The determination of vehicle mass is important to the efficient operation of today's vehicles, especially in the heavy-duty commercial and industrial truck industries. For example, mass can be a selection criteria for proper gear changing control in a transmission having staged gears. Vehicle mass may also be used by various vehicle controllers in anti-lock brake systems, intelligent vehicle/highway systems and fleet management systems, to name a few. In addition, vehicle mass can be useful in speed control systems, such as for use with a cruise control system. One problem with using vehicle mass as a control parameter is that it varies with vehicle loading and is usually difficult to predict with certainty, especially with respect to heavy-duty trucks. For example, a dump truck can have a mass when loaded up to ten tons greater than when empty. In the case of a semi-tractor with a trailer, the mass when loaded can be up to 40 tons greater than when empty.
Because the mass of a particular vehicle may vary greatly, a means for accurately measuring actual vehicle mass when the vehicle is in operation is required if the dynamic vehicle mass is to be used as a control parameter. Thus, if the mass parameter is fixed at a particular value in the control system, then the various control features described above will not allow for optimal vehicle performance under all types of load conditions.

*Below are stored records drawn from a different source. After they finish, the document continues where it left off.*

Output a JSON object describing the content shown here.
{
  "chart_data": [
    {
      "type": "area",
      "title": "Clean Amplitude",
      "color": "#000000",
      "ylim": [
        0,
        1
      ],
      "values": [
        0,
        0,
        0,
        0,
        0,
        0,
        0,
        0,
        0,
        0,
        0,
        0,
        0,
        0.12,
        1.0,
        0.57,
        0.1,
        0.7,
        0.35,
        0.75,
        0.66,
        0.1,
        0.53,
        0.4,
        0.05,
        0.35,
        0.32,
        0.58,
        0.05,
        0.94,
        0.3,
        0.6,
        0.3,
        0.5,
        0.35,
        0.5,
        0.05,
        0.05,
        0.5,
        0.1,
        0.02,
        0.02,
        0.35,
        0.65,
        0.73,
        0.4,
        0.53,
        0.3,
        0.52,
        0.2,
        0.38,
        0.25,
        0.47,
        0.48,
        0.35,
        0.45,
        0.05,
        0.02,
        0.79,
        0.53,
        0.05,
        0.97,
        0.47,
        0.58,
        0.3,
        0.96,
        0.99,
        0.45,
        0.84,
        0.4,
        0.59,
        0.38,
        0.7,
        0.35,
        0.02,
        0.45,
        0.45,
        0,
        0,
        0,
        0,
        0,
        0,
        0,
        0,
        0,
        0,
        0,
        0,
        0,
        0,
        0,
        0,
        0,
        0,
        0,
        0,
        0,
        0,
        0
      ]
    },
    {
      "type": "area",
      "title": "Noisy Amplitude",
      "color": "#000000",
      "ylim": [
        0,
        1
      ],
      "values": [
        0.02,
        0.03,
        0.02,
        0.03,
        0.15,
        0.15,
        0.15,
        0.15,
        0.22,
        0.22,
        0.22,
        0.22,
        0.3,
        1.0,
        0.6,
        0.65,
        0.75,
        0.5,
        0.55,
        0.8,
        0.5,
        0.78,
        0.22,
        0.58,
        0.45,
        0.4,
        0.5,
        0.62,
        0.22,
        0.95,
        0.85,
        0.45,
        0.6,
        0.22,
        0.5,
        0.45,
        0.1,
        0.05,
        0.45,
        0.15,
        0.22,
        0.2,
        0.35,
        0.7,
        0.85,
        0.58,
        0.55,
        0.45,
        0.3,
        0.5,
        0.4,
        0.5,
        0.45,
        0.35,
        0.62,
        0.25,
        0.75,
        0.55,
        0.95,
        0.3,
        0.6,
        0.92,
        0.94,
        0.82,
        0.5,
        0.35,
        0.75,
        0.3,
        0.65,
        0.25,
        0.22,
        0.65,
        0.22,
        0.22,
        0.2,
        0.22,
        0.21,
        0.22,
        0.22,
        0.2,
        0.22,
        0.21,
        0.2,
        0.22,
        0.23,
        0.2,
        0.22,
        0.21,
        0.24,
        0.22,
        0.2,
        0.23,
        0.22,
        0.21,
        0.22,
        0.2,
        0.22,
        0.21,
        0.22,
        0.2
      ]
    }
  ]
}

Various methods of measuring vehicle mass have been the subject of prior patents. In U.S. Pat. No. 5,490,063 to Genise, a method for determining vehicle mass as a function of engine output or driveline torque, vehicle acceleration, and the currently engaged gear ratio is disclosed. For this method, Newton's law is used directly with acceleration and force values determined from the torque and gear ratio input to estimate vehicle mass. Likewise, in U.S. Pat. No. 4,548,079 to Klatt, a method is disclosed for determining vehicle mass directly using engine output torque values and acceleration values.

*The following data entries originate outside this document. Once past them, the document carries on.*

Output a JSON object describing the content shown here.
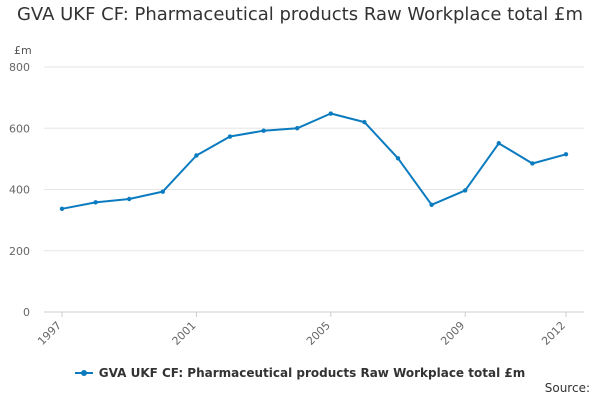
{
  "chart_data": {
    "type": "line",
    "title": "GVA UKF CF: Pharmaceutical products Raw Workplace total £m",
    "ylabel": "£m",
    "xlabel": "",
    "ylim": [
      0,
      800
    ],
    "yticks": [
      0,
      200,
      400,
      600,
      800
    ],
    "x": [
      1997,
      1998,
      1999,
      2000,
      2001,
      2002,
      2003,
      2004,
      2005,
      2006,
      2007,
      2008,
      2009,
      2010,
      2011,
      2012
    ],
    "xtick_labels": [
      "1997",
      "2001",
      "2005",
      "2009",
      "2012"
    ],
    "series": [
      {
        "name": "GVA UKF CF: Pharmaceutical products Raw Workplace total £m",
        "color": "#0b7bbf",
        "values": [
          337,
          358,
          369,
          393,
          511,
          573,
          592,
          600,
          648,
          620,
          502,
          350,
          397,
          551,
          485,
          515
        ]
      }
    ],
    "grid": true,
    "legend": "bottom-center",
    "source_label": "Source:"
  }
}
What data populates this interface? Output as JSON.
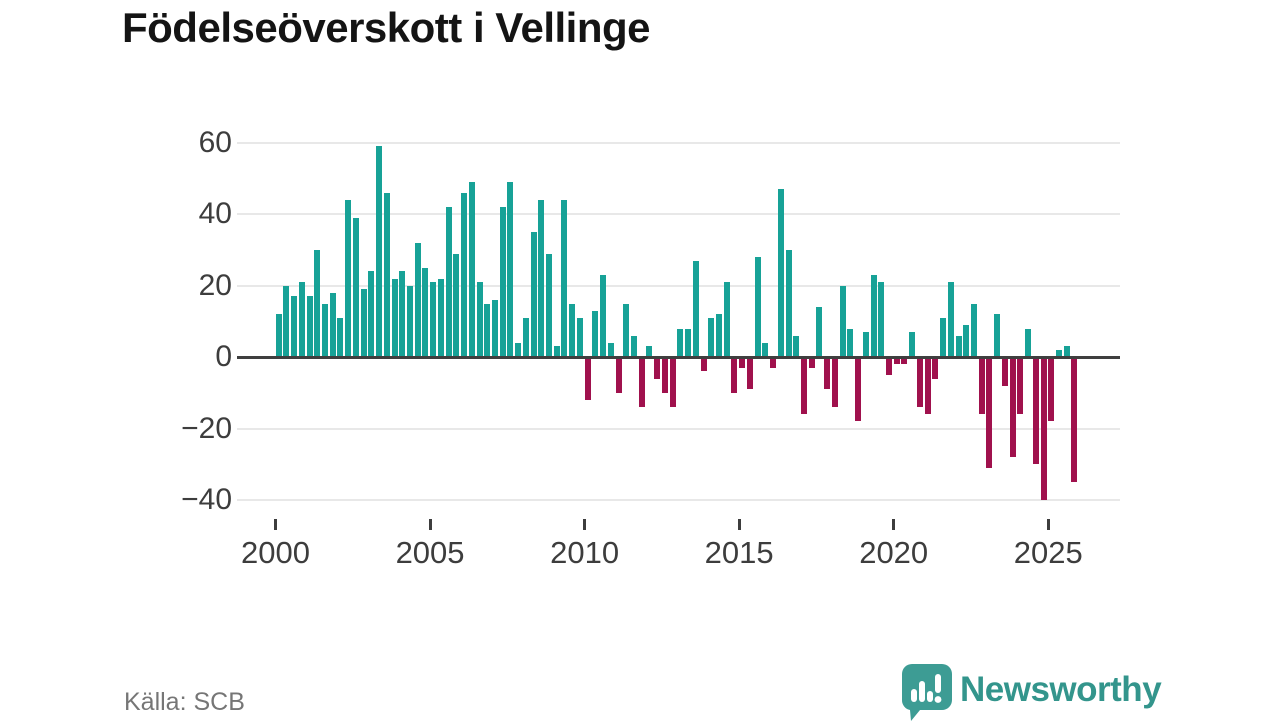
{
  "title": "Födelseöverskott i Vellinge",
  "source": "Källa: SCB",
  "branding": {
    "name": "Newsworthy"
  },
  "chart_data": {
    "type": "bar",
    "title": "Födelseöverskott i Vellinge",
    "frequency": "quarterly",
    "start": "2000-Q1",
    "end": "2025-Q4",
    "x_tick_labels": [
      "2000",
      "2005",
      "2010",
      "2015",
      "2020",
      "2025"
    ],
    "y_tick_labels": [
      "60",
      "40",
      "20",
      "0",
      "−20",
      "−40"
    ],
    "y_ticks": [
      60,
      40,
      20,
      0,
      -20,
      -40
    ],
    "ylim": [
      -45,
      65
    ],
    "grid": "horizontal",
    "positive_color": "#17a297",
    "negative_color": "#a0114d",
    "values_by_year": {
      "2000": [
        12,
        20,
        17,
        21
      ],
      "2001": [
        17,
        30,
        15,
        18
      ],
      "2002": [
        11,
        44,
        39,
        19
      ],
      "2003": [
        24,
        59,
        46,
        22
      ],
      "2004": [
        24,
        20,
        32,
        25
      ],
      "2005": [
        21,
        22,
        42,
        29
      ],
      "2006": [
        46,
        49,
        21,
        15
      ],
      "2007": [
        16,
        42,
        49,
        4
      ],
      "2008": [
        11,
        35,
        44,
        29
      ],
      "2009": [
        3,
        44,
        15,
        11
      ],
      "2010": [
        -12,
        13,
        23,
        4
      ],
      "2011": [
        -10,
        15,
        6,
        -14
      ],
      "2012": [
        3,
        -6,
        -10,
        -14
      ],
      "2013": [
        8,
        8,
        27,
        -4
      ],
      "2014": [
        11,
        12,
        21,
        -10
      ],
      "2015": [
        -3,
        -9,
        28,
        4
      ],
      "2016": [
        -3,
        47,
        30,
        6
      ],
      "2017": [
        -16,
        -3,
        14,
        -9
      ],
      "2018": [
        -14,
        20,
        8,
        -18
      ],
      "2019": [
        7,
        23,
        21,
        -5
      ],
      "2020": [
        -2,
        -2,
        7,
        -14
      ],
      "2021": [
        -16,
        -6,
        11,
        21
      ],
      "2022": [
        6,
        9,
        15,
        -16
      ],
      "2023": [
        -31,
        12,
        -8,
        -28
      ],
      "2024": [
        -16,
        8,
        -30,
        -40
      ],
      "2025": [
        -18,
        2,
        3,
        -35
      ]
    }
  }
}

Vehicle acceleration is typically computed from either engine or vehicle speed data. However, one of the problems associated with the collection of speed data is that speed signal is typically very noisy. When vehicle acceleration is used to determine the vehicle mass, the noise problem is even more significant. In order to determine acceleration, it is often necessary to measure the increase or decrease in speed values at very close time intervals. This differentiation in speed values at close time intervals causes the acceleration signal to be buried in the noise of the speed signal. Inaccurate determinations of vehicle acceleration and a correspondingly inaccurate determination of vehicle mass may result. The various controllers relying on an accurate vehicle mass determination may in turn perform ineffectively and inefficiently.

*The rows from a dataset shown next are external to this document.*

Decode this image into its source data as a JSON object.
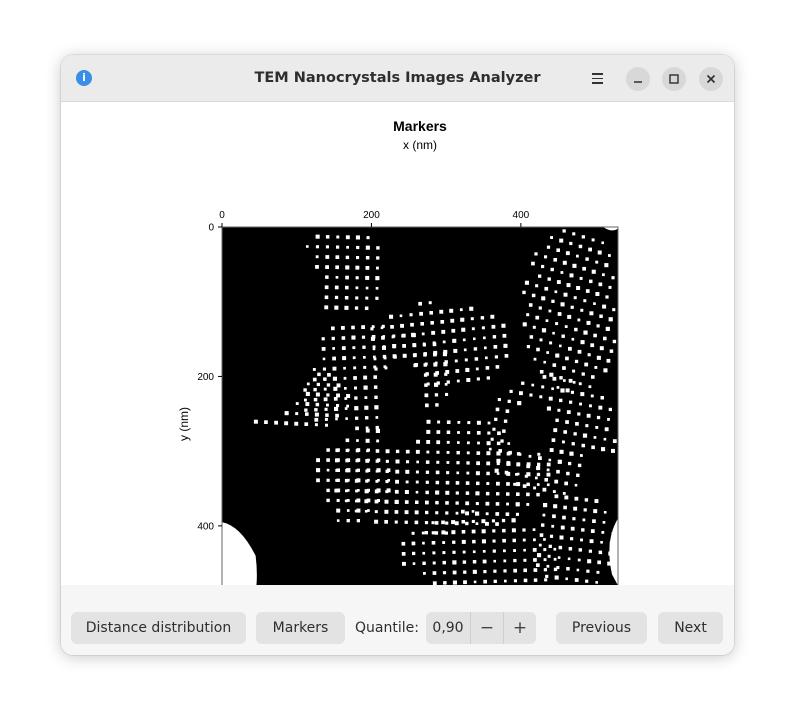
{
  "window": {
    "title": "TEM Nanocrystals Images Analyzer"
  },
  "plot": {
    "title": "Markers",
    "xlabel": "x (nm)",
    "ylabel": "y (nm)",
    "xticks": [
      "0",
      "200",
      "400"
    ],
    "yticks": [
      "0",
      "200",
      "400"
    ],
    "xlim": [
      0,
      530
    ],
    "ylim": [
      0,
      530
    ],
    "image": "binary TEM nanocrystal marker image (white markers on black)"
  },
  "bottombar": {
    "distance_label": "Distance distribution",
    "markers_label": "Markers",
    "quantile_label": "Quantile:",
    "quantile_value": "0,90",
    "minus_label": "−",
    "plus_label": "+",
    "previous_label": "Previous",
    "next_label": "Next"
  },
  "colors": {
    "titlebar": "#ebebeb",
    "button": "#e3e3e3",
    "info_icon": "#3a8ee6"
  }
}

What is therefore needed is a technique for estimating vehicle mass that addresses the foregoing shortcomings. Such a technique should provide reliable, accurate estimates of vehicle mass. The method should also effectively address the problems created by the inherent noise contained in speed signal data. The technique should also be inexpensive to implement, and be readily integratable into existing vehicle control systems.